Professor Rebecca Shipley, Direktor des UCL Institute of Healthcare Engineering, sagt: «Diese lebensrettenden Geräte sind relativ einfach herzustellen und können rasch produziert werden. Wir hoffen, dass unsere Bereitstellung der Baupläne dazu führt, dass sie dazu eingesetzt werden, um die Belastbarkeit der Gesundheitssysteme im Rahmen der Covid-19-Pandemie zu verbessern. Mein Dank gilt den brillanten Ingenieuren, Business-Managern und dem Team am UCLB, die zusammengearbeitet und alles mit einer Geschwindigkeit umgesetzt haben, die unter normalen Umständen als unvorstellbar angesehen werden würde.»

Professor Mervyn Singer (UCL Medicine): «In dieser Woche hat die UCL-Ventura dutzenden Covid-19-Patienten beim Atmen geholfen. Die Geräte können dabei helfen, Leben zu retten, da sie Beatmungsgeräte, eine sehr begrenzte Ressource, für die schwer Erkrankten frei machen. Wir sind der Ansicht, dass ein großer Teil an Patienten, die mit CPAP behandelt werden, keine mechanische Beatmung benötigen.»
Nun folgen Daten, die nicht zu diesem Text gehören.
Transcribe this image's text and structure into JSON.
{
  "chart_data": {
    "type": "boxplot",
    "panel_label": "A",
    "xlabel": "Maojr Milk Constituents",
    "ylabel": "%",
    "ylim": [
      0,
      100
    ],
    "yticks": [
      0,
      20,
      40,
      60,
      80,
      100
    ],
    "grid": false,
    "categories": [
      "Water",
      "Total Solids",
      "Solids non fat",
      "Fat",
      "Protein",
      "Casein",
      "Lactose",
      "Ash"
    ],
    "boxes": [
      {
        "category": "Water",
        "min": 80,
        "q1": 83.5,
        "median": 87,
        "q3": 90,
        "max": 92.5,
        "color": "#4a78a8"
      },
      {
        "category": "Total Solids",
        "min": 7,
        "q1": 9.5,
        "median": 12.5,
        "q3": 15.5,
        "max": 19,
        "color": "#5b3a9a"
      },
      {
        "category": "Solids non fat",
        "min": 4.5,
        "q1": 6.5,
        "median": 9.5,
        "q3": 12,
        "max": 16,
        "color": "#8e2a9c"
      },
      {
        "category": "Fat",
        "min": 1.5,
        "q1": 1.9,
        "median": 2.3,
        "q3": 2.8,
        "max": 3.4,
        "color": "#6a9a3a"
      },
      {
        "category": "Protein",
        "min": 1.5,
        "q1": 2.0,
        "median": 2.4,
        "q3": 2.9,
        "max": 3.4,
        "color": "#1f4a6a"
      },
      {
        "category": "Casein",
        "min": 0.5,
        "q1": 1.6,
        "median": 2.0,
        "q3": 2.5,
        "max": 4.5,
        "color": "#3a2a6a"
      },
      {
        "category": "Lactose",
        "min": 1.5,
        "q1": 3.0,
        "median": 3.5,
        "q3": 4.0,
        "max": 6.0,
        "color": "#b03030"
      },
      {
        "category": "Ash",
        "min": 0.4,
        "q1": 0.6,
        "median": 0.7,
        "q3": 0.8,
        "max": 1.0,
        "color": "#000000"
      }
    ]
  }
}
Professor Tim Baker (UCL Mechanical Engineering): «Bei der Entwicklung dieser Geräte war die Geschwindigkeit von größter Bedeutung. Wir sind den Designern unheimlich dankbar, dass die Designs in dieser schwierigen Zeit, in der sich viele Länder auf die Pandemie vorbereiten, für Hersteller in aller Welt zur Verfügung stehen.»
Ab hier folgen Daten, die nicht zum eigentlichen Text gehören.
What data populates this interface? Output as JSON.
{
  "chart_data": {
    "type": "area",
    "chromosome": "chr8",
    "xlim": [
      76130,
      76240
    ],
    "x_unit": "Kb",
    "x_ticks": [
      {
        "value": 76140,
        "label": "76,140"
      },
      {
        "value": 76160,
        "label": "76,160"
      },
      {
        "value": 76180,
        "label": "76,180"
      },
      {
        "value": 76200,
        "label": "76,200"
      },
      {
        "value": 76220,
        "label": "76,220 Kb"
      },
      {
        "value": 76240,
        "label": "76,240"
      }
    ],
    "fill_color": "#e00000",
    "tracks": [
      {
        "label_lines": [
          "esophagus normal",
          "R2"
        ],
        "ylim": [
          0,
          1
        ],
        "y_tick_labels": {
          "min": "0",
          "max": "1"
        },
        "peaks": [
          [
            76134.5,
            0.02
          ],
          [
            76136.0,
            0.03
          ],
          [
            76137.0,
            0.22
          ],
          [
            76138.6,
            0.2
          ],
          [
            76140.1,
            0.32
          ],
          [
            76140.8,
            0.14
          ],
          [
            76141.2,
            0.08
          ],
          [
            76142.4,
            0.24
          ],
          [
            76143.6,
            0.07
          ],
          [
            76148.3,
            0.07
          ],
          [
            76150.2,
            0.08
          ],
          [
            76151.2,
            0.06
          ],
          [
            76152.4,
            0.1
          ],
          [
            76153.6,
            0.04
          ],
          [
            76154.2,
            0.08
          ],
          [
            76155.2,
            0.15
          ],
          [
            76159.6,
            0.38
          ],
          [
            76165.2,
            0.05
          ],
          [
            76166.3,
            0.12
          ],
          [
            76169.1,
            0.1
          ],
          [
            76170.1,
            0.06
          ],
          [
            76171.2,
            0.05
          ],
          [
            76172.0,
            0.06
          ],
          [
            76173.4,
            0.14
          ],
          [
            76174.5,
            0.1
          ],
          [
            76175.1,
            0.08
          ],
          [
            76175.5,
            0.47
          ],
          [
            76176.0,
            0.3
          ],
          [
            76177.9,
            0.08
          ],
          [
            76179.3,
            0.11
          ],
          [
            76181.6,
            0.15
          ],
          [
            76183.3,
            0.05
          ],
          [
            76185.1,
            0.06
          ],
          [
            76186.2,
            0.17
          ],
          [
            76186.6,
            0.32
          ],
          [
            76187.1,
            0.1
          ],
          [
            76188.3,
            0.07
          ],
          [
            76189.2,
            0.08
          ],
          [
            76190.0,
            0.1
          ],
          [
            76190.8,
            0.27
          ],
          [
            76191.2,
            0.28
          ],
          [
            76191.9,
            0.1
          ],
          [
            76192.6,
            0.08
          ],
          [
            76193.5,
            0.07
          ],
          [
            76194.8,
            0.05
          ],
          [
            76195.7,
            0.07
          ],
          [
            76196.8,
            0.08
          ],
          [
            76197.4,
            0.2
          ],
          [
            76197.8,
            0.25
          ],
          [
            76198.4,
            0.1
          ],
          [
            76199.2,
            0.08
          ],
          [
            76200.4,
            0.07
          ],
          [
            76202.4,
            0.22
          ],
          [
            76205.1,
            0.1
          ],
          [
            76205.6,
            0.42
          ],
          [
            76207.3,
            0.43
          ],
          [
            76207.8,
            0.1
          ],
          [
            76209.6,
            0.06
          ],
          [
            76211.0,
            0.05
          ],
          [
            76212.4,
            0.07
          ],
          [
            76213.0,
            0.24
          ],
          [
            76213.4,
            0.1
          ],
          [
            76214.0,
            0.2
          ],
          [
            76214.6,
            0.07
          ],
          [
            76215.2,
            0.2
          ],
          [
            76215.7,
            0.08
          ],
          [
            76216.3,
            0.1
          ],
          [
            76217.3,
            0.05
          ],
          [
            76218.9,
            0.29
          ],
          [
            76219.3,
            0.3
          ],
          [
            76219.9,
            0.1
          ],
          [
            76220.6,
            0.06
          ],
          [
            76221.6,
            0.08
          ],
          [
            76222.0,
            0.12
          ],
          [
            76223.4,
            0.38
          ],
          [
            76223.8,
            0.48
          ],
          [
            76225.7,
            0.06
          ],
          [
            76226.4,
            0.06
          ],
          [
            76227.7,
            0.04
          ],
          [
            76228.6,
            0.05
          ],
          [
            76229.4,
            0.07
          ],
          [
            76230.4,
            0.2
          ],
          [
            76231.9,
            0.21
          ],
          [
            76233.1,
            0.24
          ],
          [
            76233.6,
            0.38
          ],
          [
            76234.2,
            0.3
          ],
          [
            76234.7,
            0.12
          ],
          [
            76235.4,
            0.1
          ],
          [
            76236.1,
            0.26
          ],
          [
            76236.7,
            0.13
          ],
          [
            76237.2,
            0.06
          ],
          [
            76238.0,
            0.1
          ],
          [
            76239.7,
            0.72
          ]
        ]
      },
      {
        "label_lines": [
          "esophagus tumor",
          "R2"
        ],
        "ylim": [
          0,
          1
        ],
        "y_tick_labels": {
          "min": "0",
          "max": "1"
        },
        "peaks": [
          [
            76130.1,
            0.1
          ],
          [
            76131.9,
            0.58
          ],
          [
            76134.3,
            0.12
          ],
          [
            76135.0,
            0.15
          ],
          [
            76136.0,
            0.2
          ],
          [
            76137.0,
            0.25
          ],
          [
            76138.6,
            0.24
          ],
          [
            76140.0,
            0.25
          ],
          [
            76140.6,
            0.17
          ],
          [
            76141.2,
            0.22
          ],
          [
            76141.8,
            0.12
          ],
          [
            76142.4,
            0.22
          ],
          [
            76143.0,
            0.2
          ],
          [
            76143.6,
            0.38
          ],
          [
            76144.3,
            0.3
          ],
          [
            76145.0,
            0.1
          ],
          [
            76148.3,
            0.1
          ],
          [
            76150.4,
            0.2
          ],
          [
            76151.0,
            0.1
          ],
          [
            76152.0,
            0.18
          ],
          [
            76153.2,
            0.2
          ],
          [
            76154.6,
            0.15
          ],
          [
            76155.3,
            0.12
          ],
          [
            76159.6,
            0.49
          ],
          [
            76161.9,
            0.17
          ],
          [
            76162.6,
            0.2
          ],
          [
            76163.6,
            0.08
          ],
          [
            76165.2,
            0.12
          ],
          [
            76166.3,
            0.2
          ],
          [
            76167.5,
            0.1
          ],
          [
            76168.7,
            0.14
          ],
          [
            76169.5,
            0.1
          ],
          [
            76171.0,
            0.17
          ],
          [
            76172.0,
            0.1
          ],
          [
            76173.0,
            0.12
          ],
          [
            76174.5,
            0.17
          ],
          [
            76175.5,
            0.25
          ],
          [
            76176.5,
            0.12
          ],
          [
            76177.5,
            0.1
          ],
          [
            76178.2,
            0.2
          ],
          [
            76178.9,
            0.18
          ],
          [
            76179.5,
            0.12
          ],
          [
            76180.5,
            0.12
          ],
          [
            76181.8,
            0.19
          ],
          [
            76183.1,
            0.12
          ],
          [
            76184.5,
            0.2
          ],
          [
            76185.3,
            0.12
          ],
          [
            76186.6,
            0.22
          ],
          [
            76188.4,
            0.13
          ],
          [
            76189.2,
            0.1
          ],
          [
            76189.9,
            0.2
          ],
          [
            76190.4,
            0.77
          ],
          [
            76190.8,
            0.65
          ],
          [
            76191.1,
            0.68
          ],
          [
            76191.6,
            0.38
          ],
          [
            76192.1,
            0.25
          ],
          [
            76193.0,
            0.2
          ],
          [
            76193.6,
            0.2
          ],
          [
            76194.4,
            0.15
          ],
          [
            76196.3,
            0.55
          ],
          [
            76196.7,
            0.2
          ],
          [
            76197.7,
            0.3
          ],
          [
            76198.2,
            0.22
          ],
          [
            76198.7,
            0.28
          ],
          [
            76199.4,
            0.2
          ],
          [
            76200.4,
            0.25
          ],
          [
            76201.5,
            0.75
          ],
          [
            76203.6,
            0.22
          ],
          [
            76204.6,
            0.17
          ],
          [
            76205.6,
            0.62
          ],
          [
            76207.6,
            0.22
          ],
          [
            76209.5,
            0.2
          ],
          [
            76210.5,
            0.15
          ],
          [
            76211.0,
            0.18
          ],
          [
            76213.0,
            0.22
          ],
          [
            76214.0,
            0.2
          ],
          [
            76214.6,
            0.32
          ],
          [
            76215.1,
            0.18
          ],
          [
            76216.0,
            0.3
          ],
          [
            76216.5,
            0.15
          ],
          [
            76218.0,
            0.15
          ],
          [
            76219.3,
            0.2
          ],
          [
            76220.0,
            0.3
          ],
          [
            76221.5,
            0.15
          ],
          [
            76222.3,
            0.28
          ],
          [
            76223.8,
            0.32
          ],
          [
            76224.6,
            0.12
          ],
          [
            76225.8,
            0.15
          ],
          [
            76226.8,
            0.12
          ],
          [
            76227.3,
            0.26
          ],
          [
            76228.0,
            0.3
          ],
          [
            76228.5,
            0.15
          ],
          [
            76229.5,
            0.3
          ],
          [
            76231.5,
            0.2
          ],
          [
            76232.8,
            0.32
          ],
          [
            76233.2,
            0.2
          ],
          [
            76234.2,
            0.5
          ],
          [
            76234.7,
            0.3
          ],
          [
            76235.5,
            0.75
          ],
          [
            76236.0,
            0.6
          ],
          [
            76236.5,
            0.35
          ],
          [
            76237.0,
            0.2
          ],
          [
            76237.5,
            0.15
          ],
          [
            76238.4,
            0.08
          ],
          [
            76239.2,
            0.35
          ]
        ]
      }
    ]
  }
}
Andy Cowell, Geschäftsleiter von Mercedes-AMG High Performance Powertrains: «Seit der Ankündigung des Projekts haben wir aus aller Welt eine unglaubliche Zahl an Anfragen zum CPAP-Gerät erhalten. Durch die freie Bereitstellung der Design- und Herstellungsangaben können Unternehmen weltweit diese Geräte rasch und in hoher Stückzahl herstellen und so die globale Reaktion auf Covid-19 zu unterstützen.»